Artifact optimization is the layer most teams already touch without naming it. It covers agents that rewrite their own prompts, refine few-shot examples, or generate new tool definitions based on what worked last run. DSPy-style prompt compilers and self-critique loops that edit their own instructions both live here. Nothing about the underlying model changes; the artifacts surrounding it do.

Harness self-improvement sits one layer deeper. This is evolution in the scaffolding: an agent that edits its own orchestration logic, restructures its memory retrieval, or adds a new skill to a persistent library it can call later. Voyager’s Minecraft skill library and agents that rewrite their own subagent routing fall into this category. The model stays frozen. The system built around it gets smarter.

Model learning is the layer most people picture when they hear “self-improving AI,” and it is also the rarest in practice. This is genuine weight change: online fine-tuning, reinforcement learning from the agent’s own trajectories, or distillation back into the base model.
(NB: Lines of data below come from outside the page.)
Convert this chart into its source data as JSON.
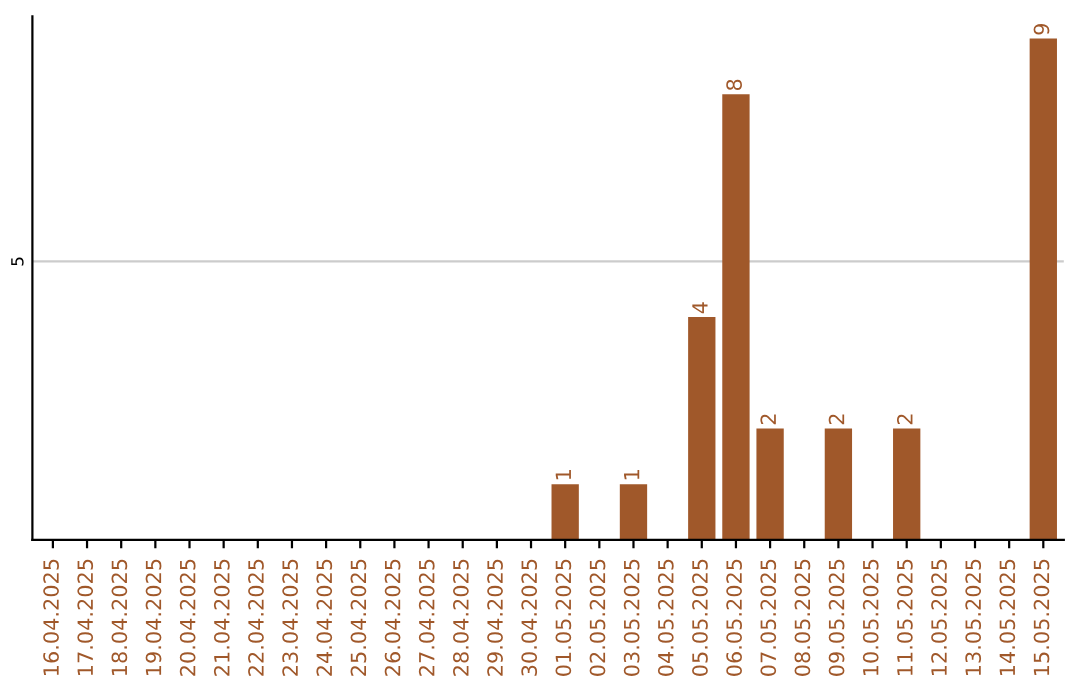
{
  "chart_data": {
    "type": "bar",
    "categories": [
      "16.04.2025",
      "17.04.2025",
      "18.04.2025",
      "19.04.2025",
      "20.04.2025",
      "21.04.2025",
      "22.04.2025",
      "23.04.2025",
      "24.04.2025",
      "25.04.2025",
      "26.04.2025",
      "27.04.2025",
      "28.04.2025",
      "29.04.2025",
      "30.04.2025",
      "01.05.2025",
      "02.05.2025",
      "03.05.2025",
      "04.05.2025",
      "05.05.2025",
      "06.05.2025",
      "07.05.2025",
      "08.05.2025",
      "09.05.2025",
      "10.05.2025",
      "11.05.2025",
      "12.05.2025",
      "13.05.2025",
      "14.05.2025",
      "15.05.2025"
    ],
    "values": [
      null,
      null,
      null,
      null,
      null,
      null,
      null,
      null,
      null,
      null,
      null,
      null,
      null,
      null,
      null,
      1,
      null,
      1,
      null,
      4,
      8,
      2,
      null,
      2,
      null,
      2,
      null,
      null,
      null,
      9
    ],
    "data_labels": true,
    "color": "#a0582a",
    "ylim": [
      0,
      9.4
    ],
    "yticks": [
      5
    ],
    "grid": "y",
    "legend": false
  }
}
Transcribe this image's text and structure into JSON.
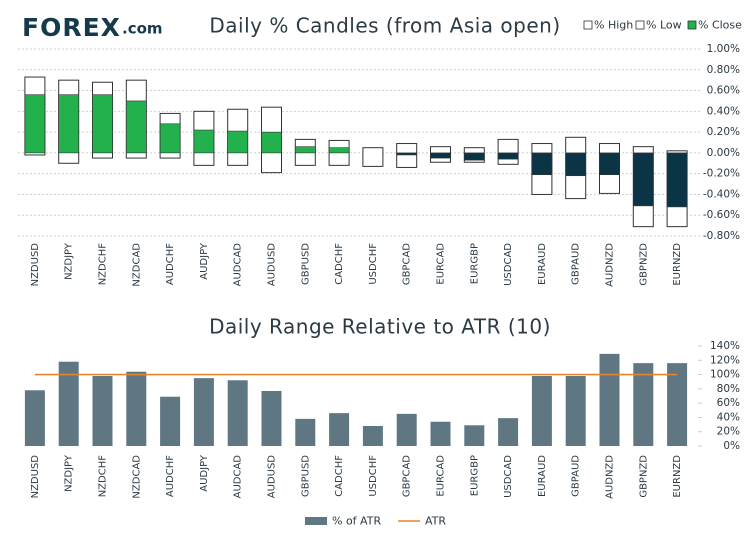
{
  "logo": {
    "name": "FOREX",
    "suffix": ".com"
  },
  "chart_data": [
    {
      "type": "candle",
      "title": "Daily % Candles (from Asia open)",
      "categories": [
        "NZDUSD",
        "NZDJPY",
        "NZDCHF",
        "NZDCAD",
        "AUDCHF",
        "AUDJPY",
        "AUDCAD",
        "AUDUSD",
        "GBPUSD",
        "CADCHF",
        "USDCHF",
        "GBPCAD",
        "EURCAD",
        "EURGBP",
        "USDCAD",
        "EURAUD",
        "GBPAUD",
        "AUDNZD",
        "GBPNZD",
        "EURNZD"
      ],
      "series": [
        {
          "name": "% High",
          "color": "#ffffff",
          "values": [
            0.73,
            0.7,
            0.68,
            0.7,
            0.38,
            0.4,
            0.42,
            0.44,
            0.13,
            0.12,
            0.05,
            0.09,
            0.06,
            0.05,
            0.13,
            0.09,
            0.15,
            0.09,
            0.06,
            0.02
          ]
        },
        {
          "name": "% Low",
          "color": "#ffffff",
          "values": [
            -0.02,
            -0.1,
            -0.05,
            -0.05,
            -0.05,
            -0.12,
            -0.12,
            -0.19,
            -0.12,
            -0.12,
            -0.13,
            -0.14,
            -0.09,
            -0.09,
            -0.11,
            -0.4,
            -0.44,
            -0.39,
            -0.71,
            -0.71
          ]
        },
        {
          "name": "% Close",
          "color": "#22b14c",
          "values": [
            0.56,
            0.56,
            0.56,
            0.5,
            0.28,
            0.22,
            0.21,
            0.2,
            0.06,
            0.05,
            0.0,
            -0.02,
            -0.05,
            -0.07,
            -0.06,
            -0.21,
            -0.22,
            -0.21,
            -0.51,
            -0.52
          ]
        }
      ],
      "negative_color": "#0c3447",
      "ylim": [
        -0.8,
        1.0
      ],
      "yticks": [
        {
          "value": 1.0,
          "label": "1.00%"
        },
        {
          "value": 0.8,
          "label": "0.80%"
        },
        {
          "value": 0.6,
          "label": "0.60%"
        },
        {
          "value": 0.4,
          "label": "0.40%"
        },
        {
          "value": 0.2,
          "label": "0.20%"
        },
        {
          "value": 0,
          "label": "0.00%"
        },
        {
          "value": -0.2,
          "label": "-0.20%"
        },
        {
          "value": -0.4,
          "label": "-0.40%"
        },
        {
          "value": -0.6,
          "label": "-0.60%"
        },
        {
          "value": -0.8,
          "label": "-0.80%"
        }
      ],
      "grid": true,
      "legend": "top-right"
    },
    {
      "type": "bar",
      "title": "Daily Range Relative to ATR (10)",
      "categories": [
        "NZDUSD",
        "NZDJPY",
        "NZDCHF",
        "NZDCAD",
        "AUDCHF",
        "AUDJPY",
        "AUDCAD",
        "AUDUSD",
        "GBPUSD",
        "CADCHF",
        "USDCHF",
        "GBPCAD",
        "EURCAD",
        "EURGBP",
        "USDCAD",
        "EURAUD",
        "GBPAUD",
        "AUDNZD",
        "GBPNZD",
        "EURNZD"
      ],
      "series": [
        {
          "name": "% of ATR",
          "type": "bar",
          "color": "#5e7782",
          "values": [
            78,
            118,
            98,
            104,
            69,
            95,
            92,
            77,
            38,
            46,
            28,
            45,
            34,
            29,
            39,
            98,
            98,
            129,
            116,
            116
          ]
        },
        {
          "name": "ATR",
          "type": "line",
          "color": "#e3862c",
          "values": [
            100,
            100,
            100,
            100,
            100,
            100,
            100,
            100,
            100,
            100,
            100,
            100,
            100,
            100,
            100,
            100,
            100,
            100,
            100,
            100
          ]
        }
      ],
      "ylim": [
        0,
        140
      ],
      "yticks": [
        {
          "value": 0,
          "label": "0%"
        },
        {
          "value": 20,
          "label": "20%"
        },
        {
          "value": 40,
          "label": "40%"
        },
        {
          "value": 60,
          "label": "60%"
        },
        {
          "value": 80,
          "label": "80%"
        },
        {
          "value": 100,
          "label": "100%"
        },
        {
          "value": 120,
          "label": "120%"
        },
        {
          "value": 140,
          "label": "140%"
        }
      ],
      "grid": false,
      "legend": "bottom"
    }
  ]
}
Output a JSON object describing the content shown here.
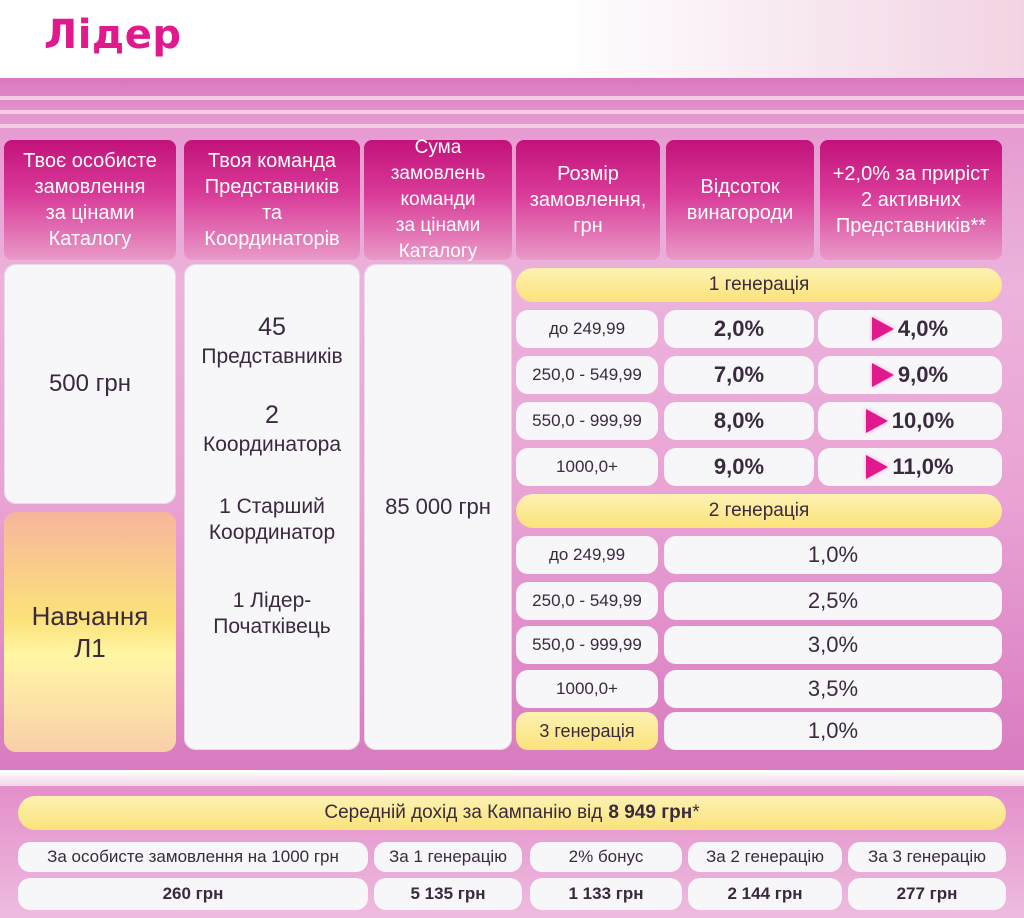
{
  "title": "Лідер",
  "headers": [
    "Твоє особисте\nзамовлення\nза цінами\nКаталогу",
    "Твоя команда\nПредставників\nта\nКоординаторів",
    "Сума замовлень\nкоманди\nза цінами\nКаталогу",
    "Розмір\nзамовлення,\nгрн",
    "Відсоток\nвинагороди",
    "+2,0% за приріст\n2 активних\nПредставників**"
  ],
  "personal_order": "500 грн",
  "training": "Навчання\nЛ1",
  "team": {
    "reps_count": "45",
    "reps_label": "Представників",
    "coord_count": "2",
    "coord_label": "Координатора",
    "senior": "1 Старший\nКоординатор",
    "leader": "1 Лідер-\nПочатківець"
  },
  "team_sum": "85 000 грн",
  "gen1": {
    "label": "1 генерація",
    "rows": [
      {
        "range": "до 249,99",
        "pct": "2,0%",
        "boost": "4,0%"
      },
      {
        "range": "250,0 - 549,99",
        "pct": "7,0%",
        "boost": "9,0%"
      },
      {
        "range": "550,0 - 999,99",
        "pct": "8,0%",
        "boost": "10,0%"
      },
      {
        "range": "1000,0+",
        "pct": "9,0%",
        "boost": "11,0%"
      }
    ]
  },
  "gen2": {
    "label": "2 генерація",
    "rows": [
      {
        "range": "до 249,99",
        "pct": "1,0%"
      },
      {
        "range": "250,0 - 549,99",
        "pct": "2,5%"
      },
      {
        "range": "550,0 - 999,99",
        "pct": "3,0%"
      },
      {
        "range": "1000,0+",
        "pct": "3,5%"
      }
    ]
  },
  "gen3": {
    "label": "3 генерація",
    "pct": "1,0%"
  },
  "income": {
    "prefix": "Середній дохід за Кампанію від",
    "amount": "8 949 грн",
    "suffix": "*",
    "labels": [
      "За особисте замовлення на 1000 грн",
      "За 1 генерацію",
      "2% бонус",
      "За 2 генерацію",
      "За 3 генерацію"
    ],
    "values": [
      "260 грн",
      "5 135 грн",
      "1 133 грн",
      "2 144 грн",
      "277 грн"
    ]
  },
  "colors": {
    "accent": "#e01a8c",
    "header_pink": "#c2127a",
    "yellow": "#fbe27b"
  }
}
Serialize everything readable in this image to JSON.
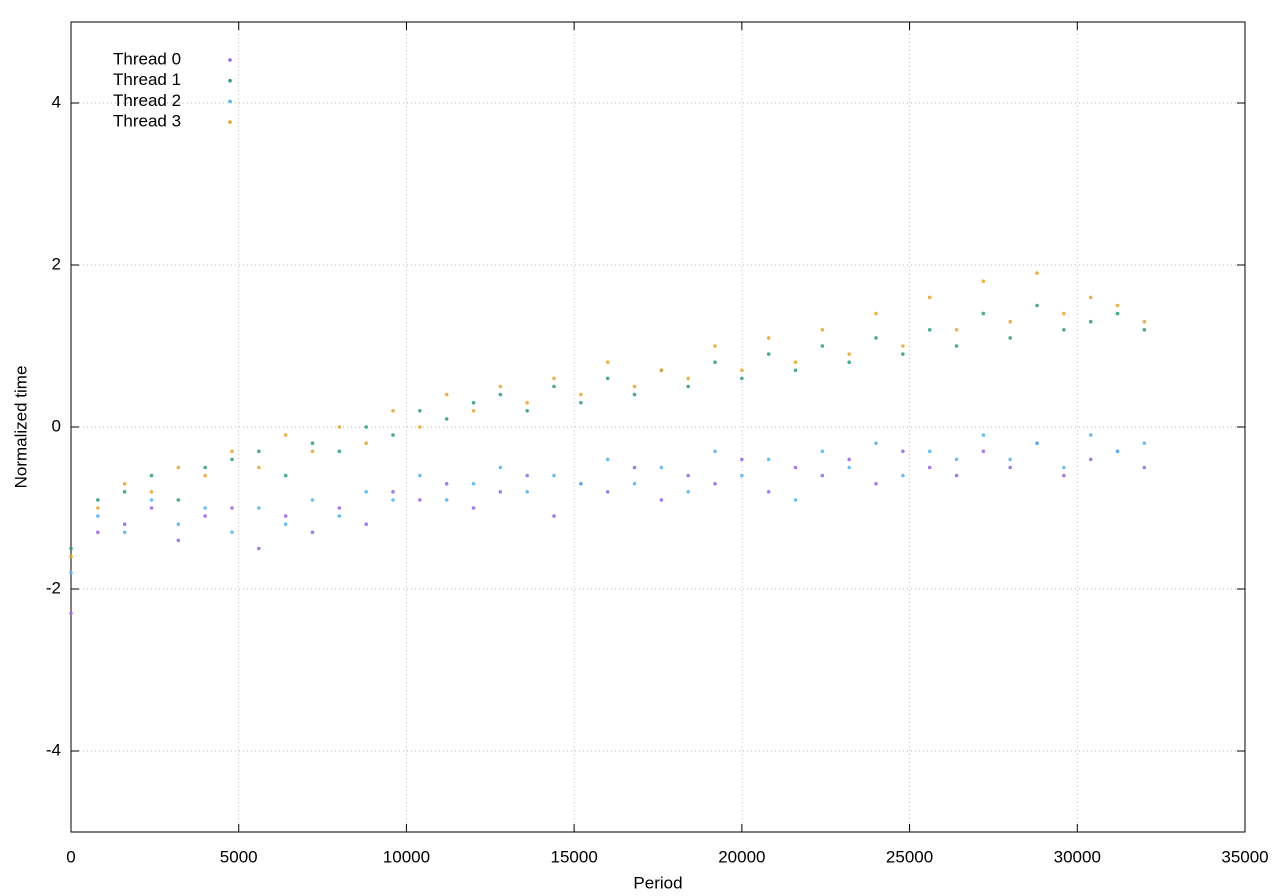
{
  "chart_data": {
    "type": "scatter",
    "x_label": "Period",
    "y_label": "Normalized time",
    "xlim": [
      0,
      35000
    ],
    "ylim": [
      -5,
      5
    ],
    "xticks": [
      0,
      5000,
      10000,
      15000,
      20000,
      25000,
      30000,
      35000
    ],
    "yticks": [
      -4,
      -2,
      0,
      2,
      4
    ],
    "grid": true,
    "legend": "top-left",
    "x": [
      0,
      800,
      1600,
      2400,
      3200,
      4000,
      4800,
      5600,
      6400,
      7200,
      8000,
      8800,
      9600,
      10400,
      11200,
      12000,
      12800,
      13600,
      14400,
      15200,
      16000,
      16800,
      17600,
      18400,
      19200,
      20000,
      20800,
      21600,
      22400,
      23200,
      24000,
      24800,
      25600,
      26400,
      27200,
      28000,
      28800,
      29600,
      30400,
      31200,
      32000
    ],
    "series": [
      {
        "name": "Thread 0",
        "color": "#9467e0",
        "values": [
          -2.3,
          -1.3,
          -1.2,
          -1.0,
          -1.4,
          -1.1,
          -1.0,
          -1.5,
          -1.1,
          -1.3,
          -1.0,
          -1.2,
          -0.8,
          -0.9,
          -0.7,
          -1.0,
          -0.8,
          -0.6,
          -1.1,
          -0.7,
          -0.8,
          -0.5,
          -0.9,
          -0.6,
          -0.7,
          -0.4,
          -0.8,
          -0.5,
          -0.6,
          -0.4,
          -0.7,
          -0.3,
          -0.5,
          -0.6,
          -0.3,
          -0.5,
          -0.2,
          -0.6,
          -0.4,
          -0.3,
          -0.5
        ]
      },
      {
        "name": "Thread 1",
        "color": "#2e9e70",
        "values": [
          -1.5,
          -0.9,
          -0.8,
          -0.6,
          -0.9,
          -0.5,
          -0.4,
          -0.3,
          -0.6,
          -0.2,
          -0.3,
          0.0,
          -0.1,
          0.2,
          0.1,
          0.3,
          0.4,
          0.2,
          0.5,
          0.3,
          0.6,
          0.4,
          0.7,
          0.5,
          0.8,
          0.6,
          0.9,
          0.7,
          1.0,
          0.8,
          1.1,
          0.9,
          1.2,
          1.0,
          1.4,
          1.1,
          1.5,
          1.2,
          1.3,
          1.4,
          1.2
        ]
      },
      {
        "name": "Thread 2",
        "color": "#56b4e9",
        "values": [
          -1.8,
          -1.1,
          -1.3,
          -0.9,
          -1.2,
          -1.0,
          -1.3,
          -1.0,
          -1.2,
          -0.9,
          -1.1,
          -0.8,
          -0.9,
          -0.6,
          -0.9,
          -0.7,
          -0.5,
          -0.8,
          -0.6,
          -0.7,
          -0.4,
          -0.7,
          -0.5,
          -0.8,
          -0.3,
          -0.6,
          -0.4,
          -0.9,
          -0.3,
          -0.5,
          -0.2,
          -0.6,
          -0.3,
          -0.4,
          -0.1,
          -0.4,
          -0.2,
          -0.5,
          -0.1,
          -0.3,
          -0.2
        ]
      },
      {
        "name": "Thread 3",
        "color": "#e6a530",
        "values": [
          -1.6,
          -1.0,
          -0.7,
          -0.8,
          -0.5,
          -0.6,
          -0.3,
          -0.5,
          -0.1,
          -0.3,
          0.0,
          -0.2,
          0.2,
          0.0,
          0.4,
          0.2,
          0.5,
          0.3,
          0.6,
          0.4,
          0.8,
          0.5,
          0.7,
          0.6,
          1.0,
          0.7,
          1.1,
          0.8,
          1.2,
          0.9,
          1.4,
          1.0,
          1.6,
          1.2,
          1.8,
          1.3,
          1.9,
          1.4,
          1.6,
          1.5,
          1.3
        ]
      }
    ]
  }
}
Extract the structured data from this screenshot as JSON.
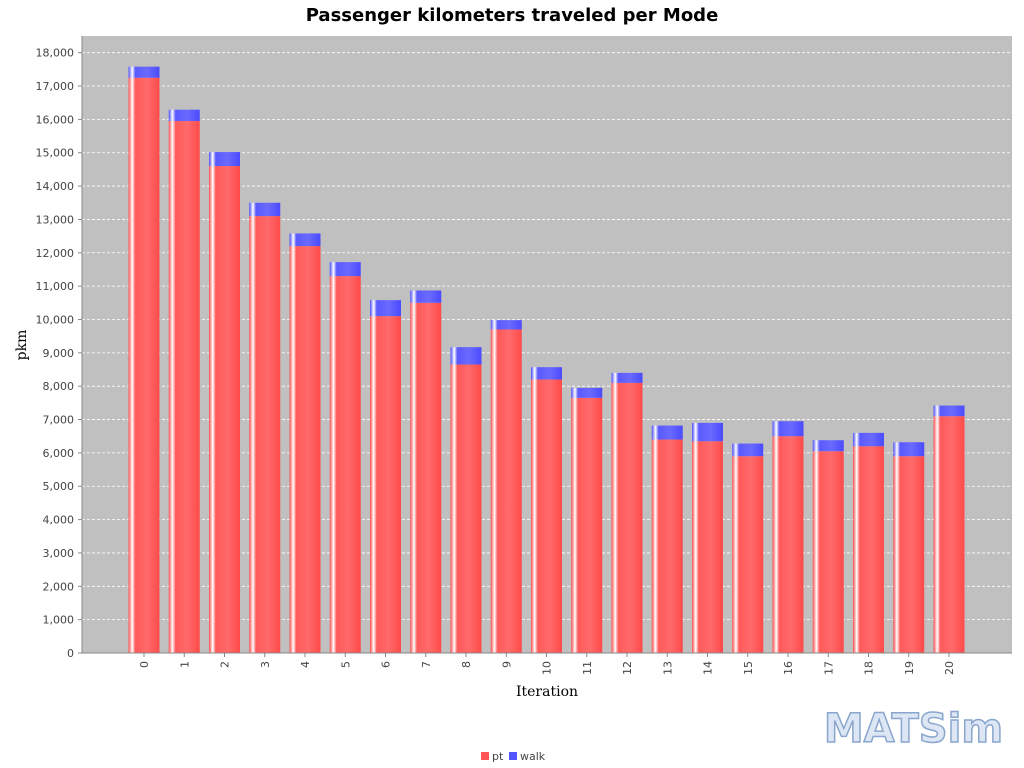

It requires training infrastructure that most teams building on top of a hosted API simply do not have.

The distinction lands directly on the recursive self-improvement conversation that has circulated since GPT-4’s release. Most publicly demonstrated “self-improving” agents operate at the artifact or harness level, which is reversible and cheap to iterate on. Claims that imply model-level learning, the layer that would actually compound capability over time, deserve more scrutiny about what specifically is being updated and how.

For builders, the practical guidance is to invest where the taxonomy shows the highest return relative to cost. Artifact optimization is nearly free to experiment with and should be a default part of any agent’s feedback loop. Harness self-improvement, giving an agent the ability to extend its own tool library or restructure its memory, is where most of the real capability gains over the next year will come from, since it requires no retraining infrastructure at all. Model learning remains the domain of labs with the compute and data pipelines to run it safely, and teams without that infrastructure should stop describing prompt tweaks as if they belonged in the same category.

Based on a taxonomy proposed by researcher Shilong Liu on X in July 2026.